I see the irony in this song (*cough cough Ke$ha rip-off cough*) but the same idiots that will wait in line to see a 3D version of Katy's whip cream jizz stream into their faces probably won't pick up on the joke. Sex plus alcohol equals fun, but so does heroin plus anal. A little here and there won't kill you, but where do you draw the line? I think, after the whole "been there, done that" thing, I'll stop short of losing my motor skills and burning out nerve connections in my memory. I Do Not Hook Up

Although performed by Kelly Clarkson, this song was written by Katy, who didn't record it probably because she couldn't pull it off with a straight face (and maybe it would look back too much on her past as an attempted Christian pop starlet). And yet this tune has become an anthem for abstinence-touting families around the nation, comfortable in their pastoral suburbia and blissfully unaware that their 11-year-old daughters are already googling what "ménage à trois" means because "lol, Katy said it would be fun!"

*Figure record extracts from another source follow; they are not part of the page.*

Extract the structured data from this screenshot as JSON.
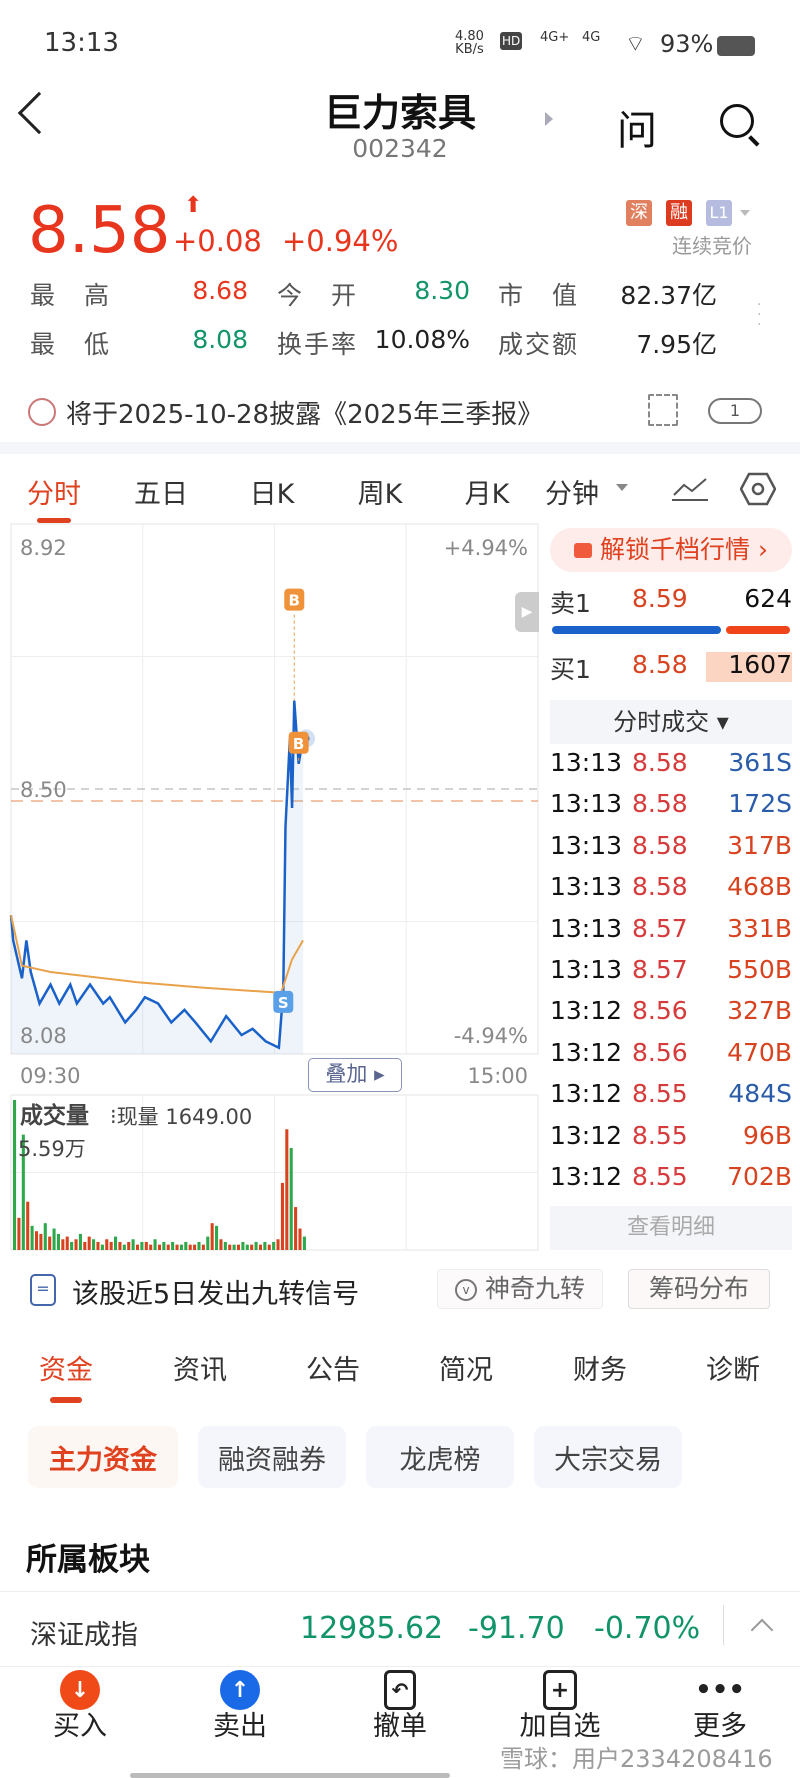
{
  "status_bar": {
    "time": "13:13",
    "net_speed": "4.80",
    "net_unit": "KB/s",
    "hd": "HD",
    "signal1": "4G+",
    "signal2": "4G",
    "battery": "93%"
  },
  "header": {
    "title": "巨力索具",
    "code": "002342",
    "ask_icon": "问"
  },
  "quote": {
    "price": "8.58",
    "change": "+0.08",
    "change_pct": "+0.94%",
    "badges": [
      "深",
      "融",
      "L1"
    ],
    "trading_status": "连续竞价",
    "stats": [
      {
        "label": "最　高",
        "value": "8.68",
        "color": "red"
      },
      {
        "label": "今　开",
        "value": "8.30",
        "color": "green"
      },
      {
        "label": "市　值",
        "value": "82.37亿",
        "color": "black"
      },
      {
        "label": "最　低",
        "value": "8.08",
        "color": "green"
      },
      {
        "label": "换手率",
        "value": "10.08%",
        "color": "black"
      },
      {
        "label": "成交额",
        "value": "7.95亿",
        "color": "black"
      }
    ]
  },
  "notice": {
    "text": "将于2025-10-28披露《2025年三季报》",
    "badge": "1"
  },
  "chart_tabs": [
    "分时",
    "五日",
    "日K",
    "周K",
    "月K",
    "分钟"
  ],
  "chart_data": {
    "type": "line",
    "ylim": [
      8.08,
      8.92
    ],
    "y_tick_labels": [
      "8.92",
      "8.50",
      "8.08"
    ],
    "pct_tick_labels": [
      "+4.94%",
      "-4.94%"
    ],
    "prev_close": 8.5,
    "x_tick_labels": [
      "09:30",
      "15:00"
    ],
    "overlay_button": "叠加",
    "price_series": [
      {
        "t": "09:30",
        "p": 8.3
      },
      {
        "t": "09:31",
        "p": 8.26
      },
      {
        "t": "09:35",
        "p": 8.2
      },
      {
        "t": "09:37",
        "p": 8.26
      },
      {
        "t": "09:39",
        "p": 8.21
      },
      {
        "t": "09:43",
        "p": 8.16
      },
      {
        "t": "09:48",
        "p": 8.19
      },
      {
        "t": "09:52",
        "p": 8.16
      },
      {
        "t": "09:57",
        "p": 8.19
      },
      {
        "t": "10:00",
        "p": 8.16
      },
      {
        "t": "10:06",
        "p": 8.19
      },
      {
        "t": "10:12",
        "p": 8.16
      },
      {
        "t": "10:15",
        "p": 8.17
      },
      {
        "t": "10:22",
        "p": 8.13
      },
      {
        "t": "10:27",
        "p": 8.15
      },
      {
        "t": "10:31",
        "p": 8.17
      },
      {
        "t": "10:37",
        "p": 8.16
      },
      {
        "t": "10:43",
        "p": 8.13
      },
      {
        "t": "10:49",
        "p": 8.15
      },
      {
        "t": "10:54",
        "p": 8.13
      },
      {
        "t": "11:01",
        "p": 8.1
      },
      {
        "t": "11:08",
        "p": 8.14
      },
      {
        "t": "11:15",
        "p": 8.11
      },
      {
        "t": "11:20",
        "p": 8.12
      },
      {
        "t": "11:26",
        "p": 8.1
      },
      {
        "t": "13:02",
        "p": 8.09
      },
      {
        "t": "13:04",
        "p": 8.18
      },
      {
        "t": "13:05",
        "p": 8.44
      },
      {
        "t": "13:07",
        "p": 8.58
      },
      {
        "t": "13:08",
        "p": 8.47
      },
      {
        "t": "13:09",
        "p": 8.64
      },
      {
        "t": "13:10",
        "p": 8.59
      },
      {
        "t": "13:11",
        "p": 8.54
      },
      {
        "t": "13:13",
        "p": 8.58
      }
    ],
    "avg_series": [
      {
        "t": "09:30",
        "p": 8.3
      },
      {
        "t": "09:35",
        "p": 8.22
      },
      {
        "t": "09:48",
        "p": 8.21
      },
      {
        "t": "10:27",
        "p": 8.194
      },
      {
        "t": "10:58",
        "p": 8.185
      },
      {
        "t": "13:03",
        "p": 8.177
      },
      {
        "t": "13:08",
        "p": 8.23
      },
      {
        "t": "13:13",
        "p": 8.26
      }
    ],
    "trade_markers": [
      {
        "t": "13:04",
        "label": "S"
      },
      {
        "t": "13:09",
        "label": "B"
      },
      {
        "t": "13:11",
        "label": "B"
      }
    ],
    "volume": {
      "title": "成交量",
      "current_label": "现量 1649.00",
      "max_label": "5.59万",
      "ymax": 5.59,
      "values": [
        5.59,
        1.2,
        4.3,
        1.8,
        0.9,
        0.7,
        0.6,
        1.0,
        0.5,
        0.8,
        0.6,
        0.4,
        0.5,
        0.3,
        0.4,
        0.6,
        0.3,
        0.5,
        0.4,
        0.3,
        0.2,
        0.4,
        0.3,
        0.5,
        0.3,
        0.2,
        0.3,
        0.4,
        0.2,
        0.3,
        0.3,
        0.2,
        0.4,
        0.2,
        0.3,
        0.2,
        0.3,
        0.2,
        0.2,
        0.3,
        0.2,
        0.2,
        0.3,
        0.2,
        0.5,
        1.0,
        0.9,
        0.4,
        0.3,
        0.2,
        0.2,
        0.2,
        0.3,
        0.2,
        0.2,
        0.3,
        0.2,
        0.3,
        0.2,
        0.3,
        0.4,
        2.5,
        4.5,
        3.8,
        1.6,
        0.8,
        0.5
      ],
      "dirs": "grgrgrrgrggrrgrgrrgrgrrgrgrgrgrrgrgrgrggrrgrgrgrgrgrggrgrgrgrrrgrrg"
    }
  },
  "order_book": {
    "unlock": "解锁千档行情",
    "ask": {
      "label": "卖1",
      "price": "8.59",
      "vol": "624"
    },
    "bid": {
      "label": "买1",
      "price": "8.58",
      "vol": "1607"
    },
    "ask_ratio": 0.72
  },
  "ticks": {
    "header": "分时成交",
    "more": "查看明细",
    "rows": [
      {
        "time": "13:13",
        "price": "8.58",
        "vol": "361S"
      },
      {
        "time": "13:13",
        "price": "8.58",
        "vol": "172S"
      },
      {
        "time": "13:13",
        "price": "8.58",
        "vol": "317B"
      },
      {
        "time": "13:13",
        "price": "8.58",
        "vol": "468B"
      },
      {
        "time": "13:13",
        "price": "8.57",
        "vol": "331B"
      },
      {
        "time": "13:13",
        "price": "8.57",
        "vol": "550B"
      },
      {
        "time": "13:12",
        "price": "8.56",
        "vol": "327B"
      },
      {
        "time": "13:12",
        "price": "8.56",
        "vol": "470B"
      },
      {
        "time": "13:12",
        "price": "8.55",
        "vol": "484S"
      },
      {
        "time": "13:12",
        "price": "8.55",
        "vol": "96B"
      },
      {
        "time": "13:12",
        "price": "8.55",
        "vol": "702B"
      }
    ]
  },
  "signal": {
    "text": "该股近5日发出九转信号",
    "btn1": "神奇九转",
    "btn2": "筹码分布"
  },
  "info_tabs": [
    "资金",
    "资讯",
    "公告",
    "简况",
    "财务",
    "诊断"
  ],
  "chips": [
    "主力资金",
    "融资融券",
    "龙虎榜",
    "大宗交易"
  ],
  "sector": {
    "title": "所属板块",
    "name": "深证成指",
    "value": "12985.62",
    "change": "-91.70",
    "pct": "-0.70%"
  },
  "bottom_nav": [
    "买入",
    "卖出",
    "撤单",
    "加自选",
    "更多"
  ],
  "watermark": "雪球：用户2334208416",
  "colors": {
    "up": "#e8351e",
    "down": "#11946a",
    "line": "#1a62c9",
    "avg": "#e8a24a",
    "sell": "#2a5caa"
  }
}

This inevitably goes deeper, leading to attitudes ignoring safe sex. When your role models say one thing, turn around and do another, teenagers aren't so good at understanding the consequences. I Kissed A Girl

Katy Perry actually told the BBC this about her breakout hit: "I think that it's one of those subject matters that is, you know, like 'oh my god I can't believe she said that, that someone came out and said it'."

The funniest part of this song is that anyone ever thought it was edgy. Peaches told us to "Fuck the pain away" and Amanda Palmer talked to us about sex toys while Katy was still struggling with her Christian identity. Even Jill Sobule wrote a song with the same title back in 1995.

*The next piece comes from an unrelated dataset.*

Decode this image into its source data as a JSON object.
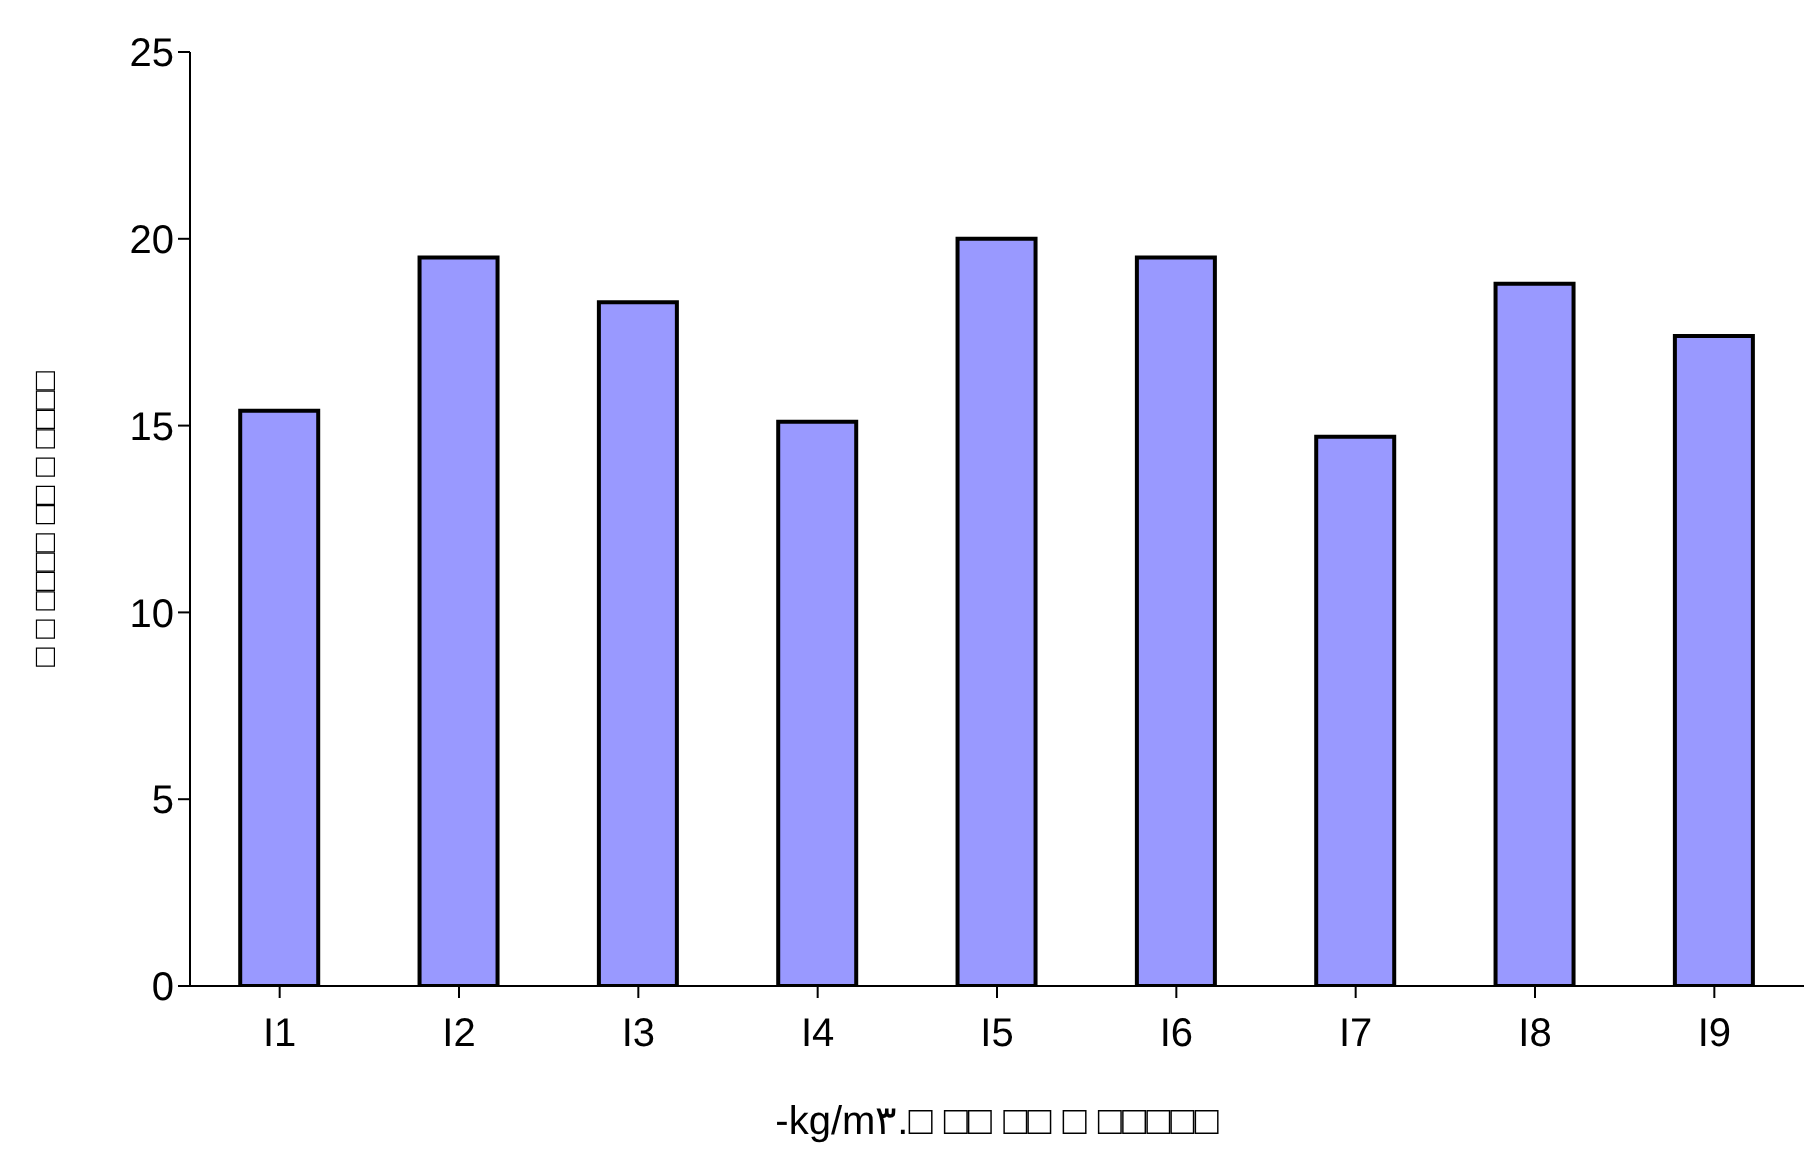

The saddest part of this song is how Katy capitalized on homophobia to become such a rich bitch. In the song, she can smooch with a girl in order to make her boyfriend jealous, then scuttle back to the safety of her heterosexual privilege.

This could also apply to quite a number of idiotic girls I met in college that wanted to "experiment." Go for it, but do you really have to be so hands on? This isn't fucking Snow White and kisses aren't fucking magical. If homosexuality is really something you're born with, you'd think it'd make a bigger announcement before you drank too many vodka cranberries.

In conclusion, don't waggle your genitals in public, don't pretend to be a lesbian when you're straight, and don't be a hypocrite. Most of all, don't listen to Katy Perry's advice. Maybe you shouldn't listen to her music either.